The situation is similar with the Merritt Parkway. Traffic there is backed up at almost any time of the day, and its two lanes mean that any breakdown leads to a traffic jam. Cars often crawl down the Merritt at 10 miles per hour, Hallock said.
Fairfield County’s successful businesses continue to pay their taxes to the state, but are not seeing the transportation improvements evident in other parts of the state, Hallock said. The highways around Hartford have high-occupancy vehicle lanes to deal with rush hour, but there is nothing like that in Fairfield County.
“They’re not spending [the money] on us,” Hallock said.
Hallock added that he also would like to see more of a focus on commuter trains coming from the north and east and serving Stamford, instead of just serving New York City.
The transportation bill covers proposals across the state. Others include establishing express bus services from New Haven to Bradley International Airport in Windsor Locks, designing and planning for traffic mitigation in southeastern Connecticut – including planning for the extension of Route 11 from Salem to the intersection of I-95 and I-395 – and acquiring rolling rail stock for the Shoreline East Railroad Line to add at least 1,000 new seats.

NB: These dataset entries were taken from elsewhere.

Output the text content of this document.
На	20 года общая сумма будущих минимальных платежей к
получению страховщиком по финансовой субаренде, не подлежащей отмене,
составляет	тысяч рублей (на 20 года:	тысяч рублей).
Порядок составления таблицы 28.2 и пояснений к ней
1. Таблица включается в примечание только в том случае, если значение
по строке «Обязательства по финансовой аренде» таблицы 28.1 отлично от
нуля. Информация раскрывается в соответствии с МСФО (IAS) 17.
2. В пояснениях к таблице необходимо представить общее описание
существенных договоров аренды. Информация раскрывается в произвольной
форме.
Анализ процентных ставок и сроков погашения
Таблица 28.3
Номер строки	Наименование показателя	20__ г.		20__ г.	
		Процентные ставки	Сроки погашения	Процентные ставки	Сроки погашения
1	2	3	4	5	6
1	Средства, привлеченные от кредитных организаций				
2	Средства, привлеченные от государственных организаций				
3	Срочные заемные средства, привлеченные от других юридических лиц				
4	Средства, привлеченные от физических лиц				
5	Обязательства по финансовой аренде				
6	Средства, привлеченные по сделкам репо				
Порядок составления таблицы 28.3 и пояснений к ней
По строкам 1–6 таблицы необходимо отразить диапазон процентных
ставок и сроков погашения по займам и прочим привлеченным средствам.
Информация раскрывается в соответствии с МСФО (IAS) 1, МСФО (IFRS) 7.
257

The plan may need additional funding, however. A report released last week by the Road Information Program – a nonprofit organization that lobbies Congress on transportation issues – said that the current $1.9 billion in federal and state funds that’s currently budgeted will not be enough to achieve the necessary improvements.
Frank Moretti, the organization’s director of policy and research, told the Associated Press that the report found 56 percent of the state’s highways are congested during peak travel times. Without improvements, that number could jump to 81 percent by 2026.
“The state is doing its best to keep conditions from declining, but many of the roads and bridges are getting to a point where they need extensive reconstruction,” Moretti said.